2010年10月15日 | Photography


カメラは撮影者の世界観を示す装置だとだれかが言った。
写真にはその人がなにをどう見ているかが現れるということだ。
たとえば子供にカメラを持たせてみればよい。
彼女彼らの好奇な目は大人があっと驚くようなものを見つけてくる。
大人になるともういろんなものを見慣れてしまうので、いちいち目の前のものを撮る人などいない。

だけどホントは振り返って「なんだこりゃ?」と見てみたいものもあるはずだ。
幸いわたしにはカメラがあるので、ささっと撮ってあとでゆっくり見ることができる。
シティスケープなんて、せいぜいそんなもんじゃないのか。
都市の瞬間と永遠を切り取る、などという高尚なコンセプトはわたしにはない。
こんなことだからいつまでたっても作品としてまとまらないのかもしれない。



きょう、ナダール大阪へコアラベア氏の個展「コンディション・グリーン」を見にいった。
氏は生活の中で出会った人たちのポートレイトを撮りつづけている写真家だ。
DMにこんなことが書いてある。
「写真において大事なことは、カメラ機材ではなく何を撮りたいかという正直な気持ちであります。
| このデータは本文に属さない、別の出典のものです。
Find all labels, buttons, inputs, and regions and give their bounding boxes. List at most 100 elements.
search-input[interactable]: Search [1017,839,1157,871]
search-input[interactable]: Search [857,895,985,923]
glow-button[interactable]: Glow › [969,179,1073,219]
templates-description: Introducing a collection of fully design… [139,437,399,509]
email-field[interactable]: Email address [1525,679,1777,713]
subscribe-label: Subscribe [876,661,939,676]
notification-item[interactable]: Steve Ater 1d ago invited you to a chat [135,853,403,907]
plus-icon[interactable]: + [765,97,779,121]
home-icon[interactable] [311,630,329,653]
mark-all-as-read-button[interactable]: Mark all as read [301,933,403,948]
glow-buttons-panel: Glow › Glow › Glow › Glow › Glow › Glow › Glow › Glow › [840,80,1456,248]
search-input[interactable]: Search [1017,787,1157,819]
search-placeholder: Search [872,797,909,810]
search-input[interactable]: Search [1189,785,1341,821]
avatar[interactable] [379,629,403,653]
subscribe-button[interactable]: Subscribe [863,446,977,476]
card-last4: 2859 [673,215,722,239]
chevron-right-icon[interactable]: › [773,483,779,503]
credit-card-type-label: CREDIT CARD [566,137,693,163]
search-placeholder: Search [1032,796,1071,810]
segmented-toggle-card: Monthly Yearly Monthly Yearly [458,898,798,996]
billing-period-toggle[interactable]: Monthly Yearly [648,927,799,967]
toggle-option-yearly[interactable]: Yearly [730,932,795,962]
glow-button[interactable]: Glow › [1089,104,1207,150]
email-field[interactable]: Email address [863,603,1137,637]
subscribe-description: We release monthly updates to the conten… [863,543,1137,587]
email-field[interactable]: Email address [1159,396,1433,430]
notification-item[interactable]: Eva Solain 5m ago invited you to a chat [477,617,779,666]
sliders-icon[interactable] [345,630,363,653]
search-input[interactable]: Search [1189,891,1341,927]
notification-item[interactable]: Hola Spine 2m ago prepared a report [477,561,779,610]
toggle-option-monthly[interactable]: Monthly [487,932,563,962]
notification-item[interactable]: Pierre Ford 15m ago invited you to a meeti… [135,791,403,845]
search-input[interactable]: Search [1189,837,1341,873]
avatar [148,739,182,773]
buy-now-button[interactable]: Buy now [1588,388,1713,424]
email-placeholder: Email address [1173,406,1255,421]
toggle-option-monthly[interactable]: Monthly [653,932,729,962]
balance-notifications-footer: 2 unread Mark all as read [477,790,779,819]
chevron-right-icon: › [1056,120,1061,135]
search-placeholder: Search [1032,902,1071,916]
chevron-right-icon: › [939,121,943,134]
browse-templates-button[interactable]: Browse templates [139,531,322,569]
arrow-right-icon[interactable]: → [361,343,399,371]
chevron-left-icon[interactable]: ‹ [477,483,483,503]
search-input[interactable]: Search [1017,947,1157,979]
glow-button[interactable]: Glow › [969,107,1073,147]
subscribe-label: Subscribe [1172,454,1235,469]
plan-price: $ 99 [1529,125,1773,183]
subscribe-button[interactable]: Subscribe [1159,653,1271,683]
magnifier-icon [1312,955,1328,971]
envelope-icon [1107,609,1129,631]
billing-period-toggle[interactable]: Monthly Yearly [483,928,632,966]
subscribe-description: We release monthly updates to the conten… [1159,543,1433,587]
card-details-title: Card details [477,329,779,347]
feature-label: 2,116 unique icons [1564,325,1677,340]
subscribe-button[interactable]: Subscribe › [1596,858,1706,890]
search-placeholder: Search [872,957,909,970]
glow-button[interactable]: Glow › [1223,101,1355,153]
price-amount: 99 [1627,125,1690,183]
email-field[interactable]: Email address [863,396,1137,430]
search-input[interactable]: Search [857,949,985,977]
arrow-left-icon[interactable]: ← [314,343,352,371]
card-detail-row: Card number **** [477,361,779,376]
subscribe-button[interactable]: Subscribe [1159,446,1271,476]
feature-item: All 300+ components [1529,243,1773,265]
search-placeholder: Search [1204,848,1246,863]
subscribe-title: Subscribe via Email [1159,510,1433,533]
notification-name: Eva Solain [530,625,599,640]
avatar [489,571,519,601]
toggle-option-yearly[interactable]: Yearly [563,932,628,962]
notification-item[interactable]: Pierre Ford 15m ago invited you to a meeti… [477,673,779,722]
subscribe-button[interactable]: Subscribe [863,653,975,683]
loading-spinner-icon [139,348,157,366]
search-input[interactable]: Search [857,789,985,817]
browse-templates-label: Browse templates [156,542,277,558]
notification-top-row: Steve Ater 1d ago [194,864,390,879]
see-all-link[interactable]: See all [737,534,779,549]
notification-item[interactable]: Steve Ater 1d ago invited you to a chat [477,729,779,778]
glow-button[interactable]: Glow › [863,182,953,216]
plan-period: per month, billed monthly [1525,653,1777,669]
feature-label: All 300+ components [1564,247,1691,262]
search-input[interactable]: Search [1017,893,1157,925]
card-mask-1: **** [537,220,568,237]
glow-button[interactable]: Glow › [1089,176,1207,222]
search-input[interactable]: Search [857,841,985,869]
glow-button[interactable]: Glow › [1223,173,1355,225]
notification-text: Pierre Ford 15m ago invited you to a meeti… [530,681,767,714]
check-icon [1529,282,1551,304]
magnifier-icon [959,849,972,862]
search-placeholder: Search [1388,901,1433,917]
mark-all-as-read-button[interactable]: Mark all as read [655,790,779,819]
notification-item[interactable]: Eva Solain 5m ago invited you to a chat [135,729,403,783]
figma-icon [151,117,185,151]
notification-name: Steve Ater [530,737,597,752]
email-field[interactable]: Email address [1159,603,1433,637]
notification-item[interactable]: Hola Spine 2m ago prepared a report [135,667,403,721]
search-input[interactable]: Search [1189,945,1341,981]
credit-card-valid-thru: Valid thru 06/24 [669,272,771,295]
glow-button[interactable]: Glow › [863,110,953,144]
(中略)シャッターを押す答えは、ワクワクするという気持ちであります」
前回の個展「オレンジの太陽」から6年たつが、彼のまなざしはまったく同じだった。
そこにはまさに彼の世界観が開示されている。



コアラベア氏のこのまなざしは彼の性格に起因しているように思う。
元来、彼はシャイな性格で他人に自分の意志を伝えるのが下手なのではないか。
そしてカメラという道具は彼と彼以外の人間とを結びつける装置であり、コミュニケーションのツールなのだと思う。
彼はカメラのファインダーを通して、人を見て人と会話する。
そのリアルなひとときを定着させるように、彼は何枚もシャッターを切りつづける。
ギャラリーに並んでいる写真群は彼の幸せな時間の集積でもある。